See http://physics.nist.gov/cuu/Constants/index.html for more details .
For a list of all constants, see http://physics.nist.gov/cuu/Constants/Table/allascii.txt
Interestingly, there is a strong element of statistics used to determine the probable values of constants. Key to this idea are the concepts of error and uncertainty in measurement.

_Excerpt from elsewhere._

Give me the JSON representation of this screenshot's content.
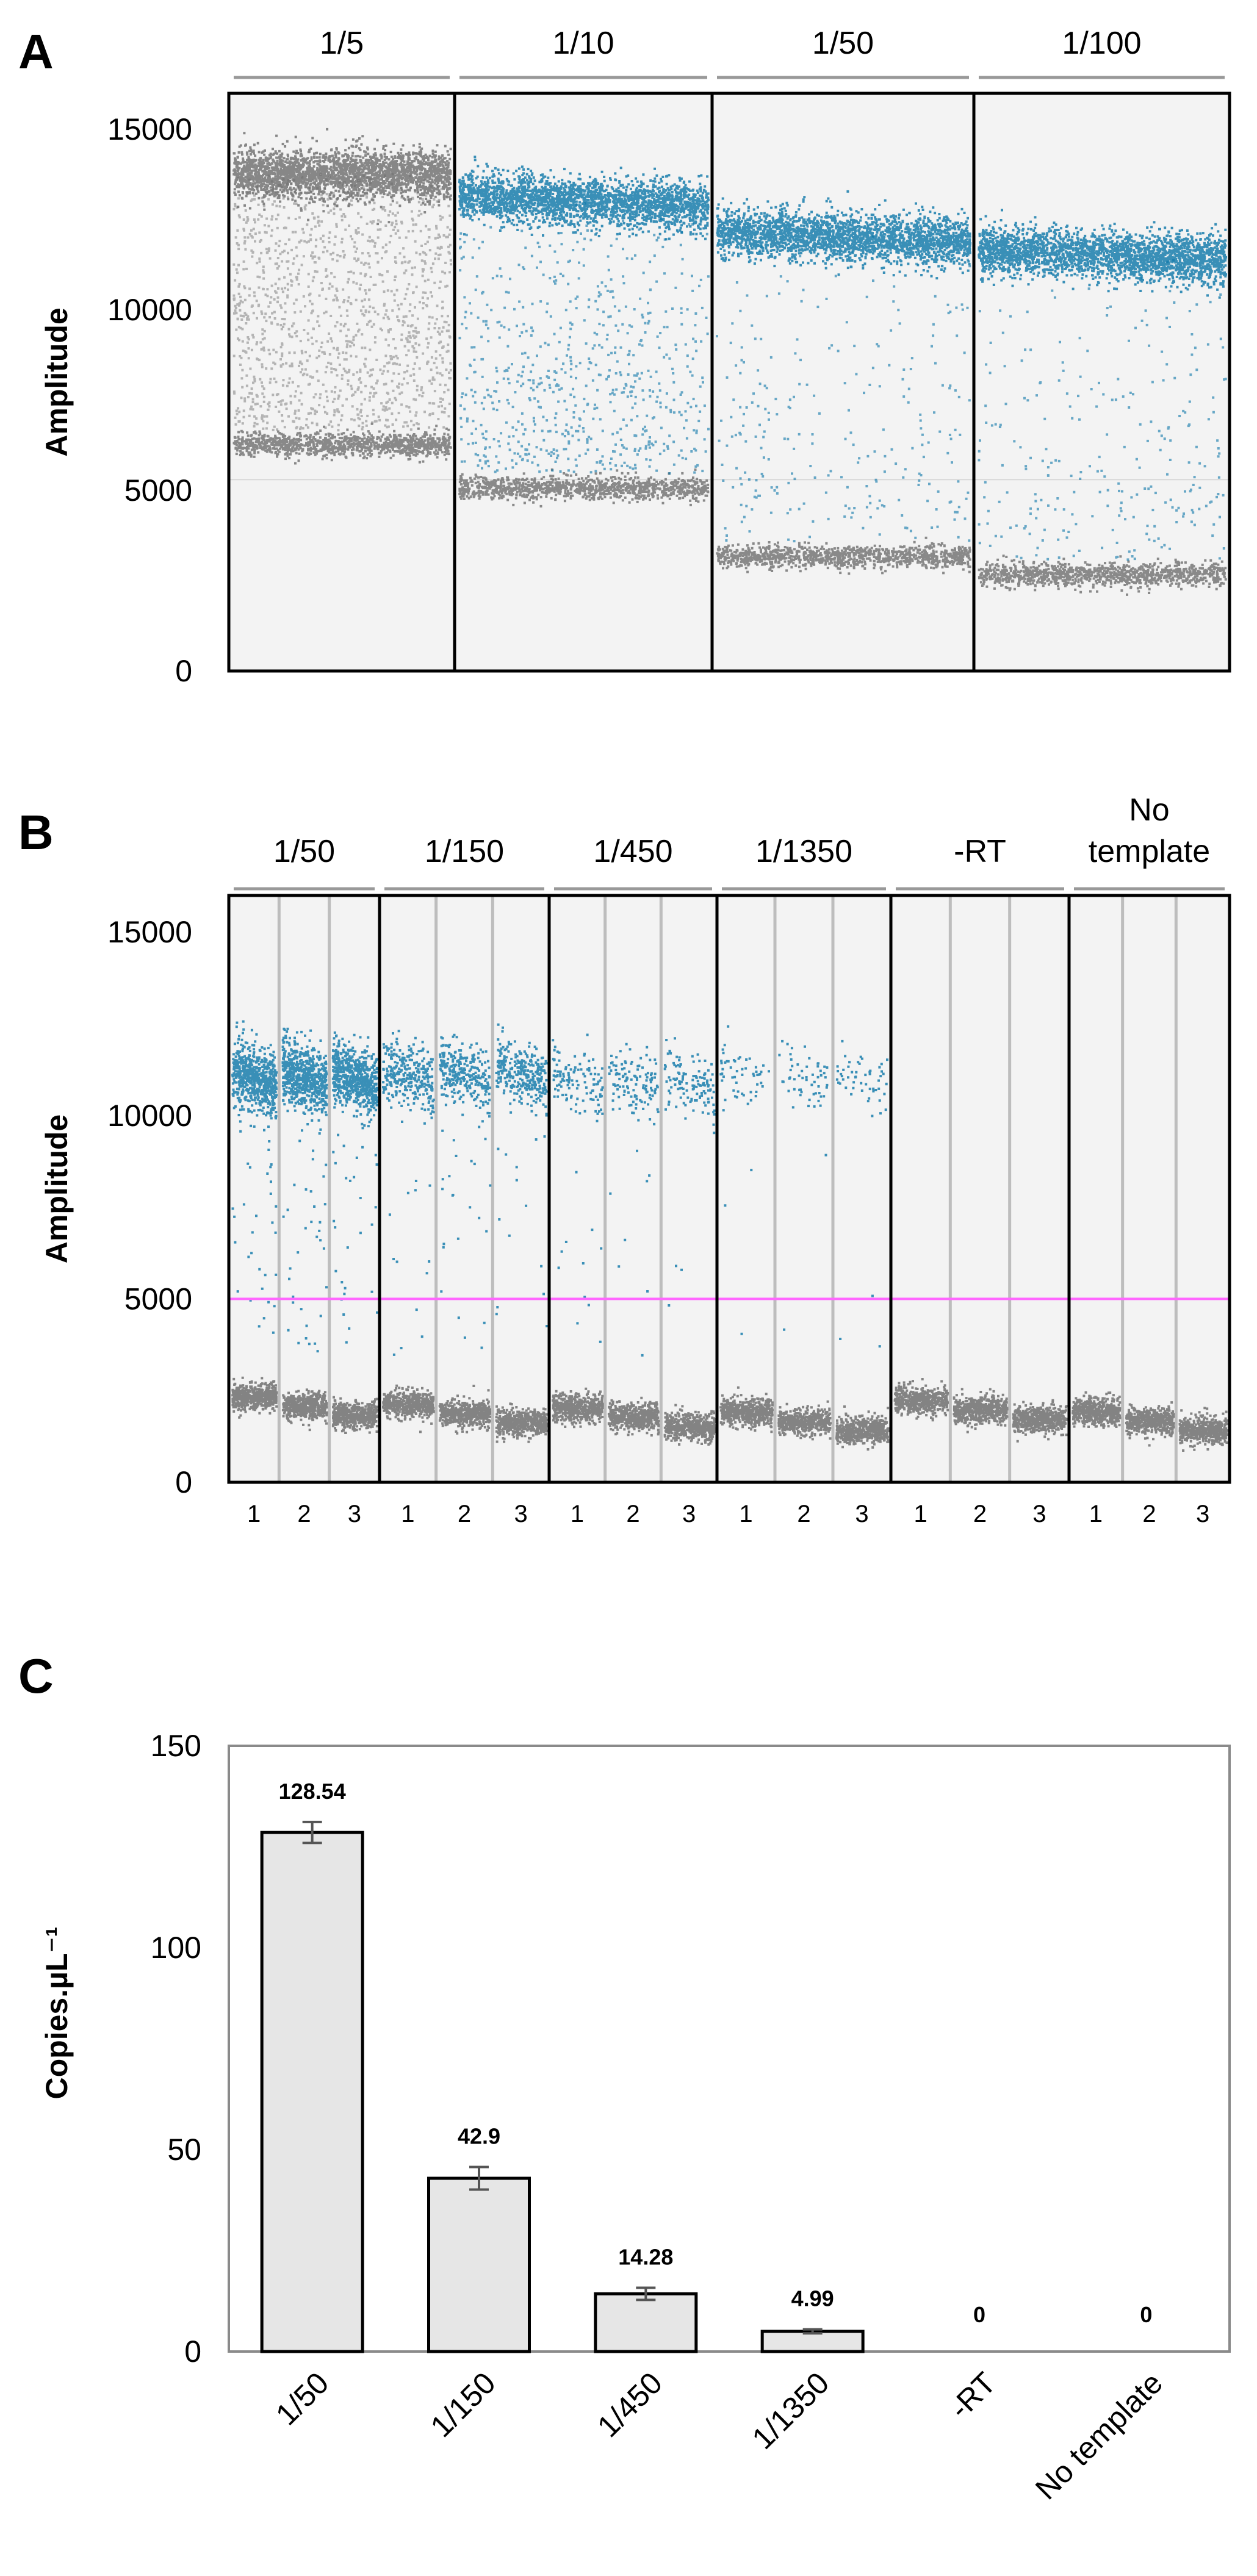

Cleverly designed experiments based on a strong understanding of statistics can be used to minimise this uncertainty.
To read about the essentials of expressing measurement uncertainty see http://physics.nist.gov/cuu/Uncertainty/index.html
Note that the speed of light given is a numerically exact quantity because the length of a metre has now been defined in terms of the speed of light!
Student Solutions
The error $\Delta Z$ of the quantity $Z=\frac{A}{B}$ where $A$ and $B$ are independent satisfies $\left(\frac{\Delta Z}{Z}\right)^2 = \left(\frac{\Delta A}{A}\right)^2 + \left(\frac{\Delta B}{B}\right)^2$.
The error $\Delta Z$ of the quantity $Z=A+B$ where $A$ and $B$ are independent satisfies $(\Delta Z)^2 = (\Delta A)^2 + (\Delta B)^2$.
The error $\Delta Z$ of the quantity $Z=kA$ satisfies $(\Delta Z)^2 = (|k|\Delta A)^2 $.
$$\begin{align*}\left(\frac{\Delta r'}{r'}\right)^2 &= \left(\frac{8.3\times10^{-35}}{1.67...\times10^{-27}}\right)^2 + \left(\frac{4.5\times10^{-38}}{9.10...\times10^{-31}}\right)^2 \\&= 4.90\times^{-15}.\\\Rightarrow \Delta r' &= 1.29\times10^{-4}\end{align*}$$
Therefore, $r' = 1836.15267(13)$.
The proton/electron mass ratio, $r$, is $1836.152\, 672\, 4718(80)$. These values are consistent, as the given value for $r$ is within the error of $r'$. It appears the mass ratio is known to much greater accuracy than the individual masses.
The atomic mass of oxygen-16 is 15.99491461956(16)u, and the atomic mass of hydrogen-1 is 1.00782503207(10)u. The atomic mass of a water molecule is therefore $18.0104536837(26)u = 2.99072411(15)\times10^{-26}kg$. Therefore 1 mole of water weighs (mulitplying by Avogadro's constant) $1.80105647(13)\times10^{-2}kg$.